Quality threshold. The number of error points (not the number of errors) that is permissible within a defined word count sets the passing bar, which is expressed as a number (quality score). For instance, if we set 90 as the passing bar on a scale 0-100, anything below 90 is graded as a fail (Figure 2). A critical issue would fail the assessed sample automatically. The calculation formula for the final quality score of the reviewed sample would reflect the count of the reported error points against the quality threshold.

Dynamic quality metrics

Historically, we evaluated translation quality statically. We captured, recorded and measured all errors without regard to the content.

This has changed in recent years. Today, we recognize that there is no single set of quality criteria that should apply in all cases.
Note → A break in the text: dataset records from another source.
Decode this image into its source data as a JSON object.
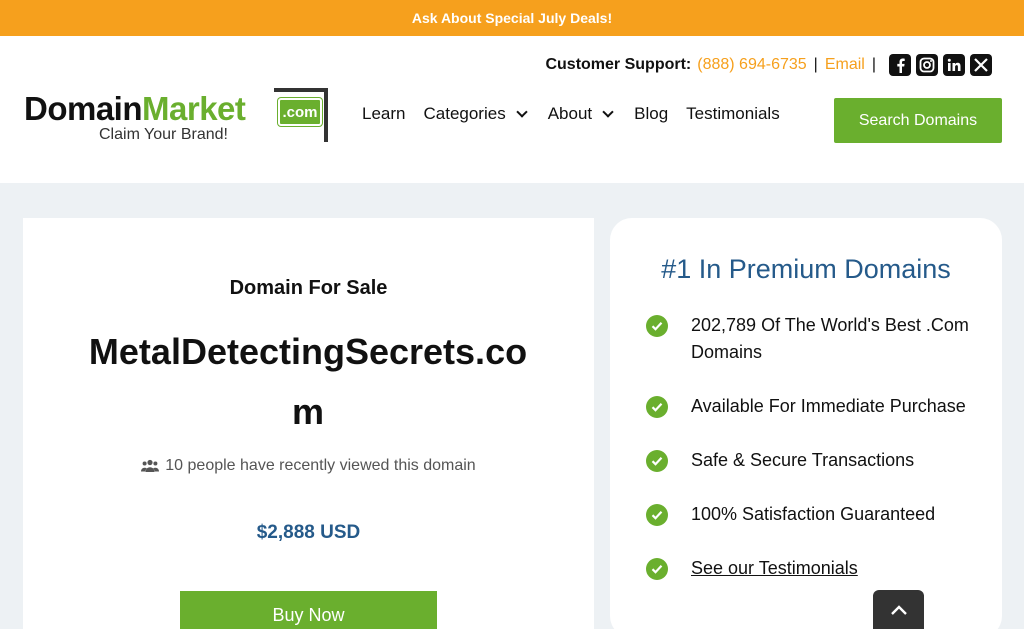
{
  "promo": {
    "text": "Ask About Special July Deals!"
  },
  "header": {
    "support_label": "Customer Support:",
    "phone": "(888) 694-6735",
    "email": "Email",
    "separator": "|",
    "social": [
      "facebook-icon",
      "instagram-icon",
      "linkedin-icon",
      "x-icon"
    ]
  },
  "logo": {
    "domain": "Domain",
    "market": "Market",
    "com": ".com",
    "tagline": "Claim Your Brand!"
  },
  "nav": {
    "items": [
      {
        "label": "Learn"
      },
      {
        "label": "Categories",
        "dropdown": true
      },
      {
        "label": "About",
        "dropdown": true
      },
      {
        "label": "Blog"
      },
      {
        "label": "Testimonials"
      }
    ],
    "search_button": "Search Domains"
  },
  "listing": {
    "heading": "Domain For Sale",
    "domain": "MetalDetectingSecrets.com",
    "viewers": "10 people have recently viewed this domain",
    "price": "$2,888 USD",
    "buy_button": "Buy Now"
  },
  "benefits": {
    "title": "#1 In Premium Domains",
    "items": [
      "202,789 Of The World's Best .Com Domains",
      "Available For Immediate Purchase",
      "Safe & Secure Transactions",
      "100% Satisfaction Guaranteed",
      "See our Testimonials"
    ]
  },
  "colors": {
    "accent_orange": "#f6a01d",
    "brand_green": "#6aaf2e",
    "brand_blue": "#255a8a"
  }
}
Context is king.

“Customers don’t measure you on how hard you tried,” said Apple co-founder Steve Jobs. “They measure you on what you deliver.” Quality must be sensitive, therefore, to purpose and situation and allow for differentiation with regard to the content itself. And the broad variety of aforementioned factors should determine how quality assessments and measurements are designed, whether approached simply (using main error categories and weighted per content) or granularly.

These dynamic quality assessment models are an excellent fit for translation service buyers with a broad portfolio of content types.

User experience

The ISO 9421-210 standard defines user experience as the “perceptions and responses that result from the use or anticipated use of a product, system, or service.” It is not about counting errors. Rather, it is the outcome of the interaction between the internal state of the user and the product. Users want efficiency and need products to be as functional and intuitive as they can be. Accurate, clear, straightforward language is what helps. Language must be attractive, play with puns, use idioms and other elements to awake attention. The target content must not only convey the message, it must deliver it in an emotionally and culturally relevant way.

As users, we know that our internal state depends on a wide range of factors: our expectations, our needs, our immediate mood and even the amount of caffeine we’ve consumed. While, as language service buyers, we cannot control all of these factors, knowing exactly who our customers are sets us up better for success. Today, thanks to big data, we can understand user behavior and expectations like never before. The information that we collect can be used for various adjustments and improvements to product functionality but also to product language.

Language-focused inputs — whether gathered via A/B testing, user forums, social media or specific feedback from local offices and marketers — can be structured to allow for comparisons with data collected during translation/language quality assessment. Requested language changes by local offices should be tracked and analyzed to lend crucial insight to the translation effort and, in turn, improvements in user experience.

The habit of excellence

“We are what we repeatedly do,” said the historian and philosopher Will Durant. “Excellence, then, is not an act, but a habit.”

Taking Durant’s perspective, successfully creating and managing language quality does not have to be complicated. The toughest aspect of a habit is its diligent and systematic execution. Breaking the quality management process into single habits can bring us all — language service providers, buyers and users — experiences that we can count on.

The critical habits of translation quality excellence are:

• Know your customers and understand their success criteria.

• Clarify and set expectations upfront and communicate these to every stakeholder in the workflow chain.

• Define quality measurements, parameters and dimensions to prioritize what matters to you.

• Execute the quality plan.

• Measure, analyze and benchmark success.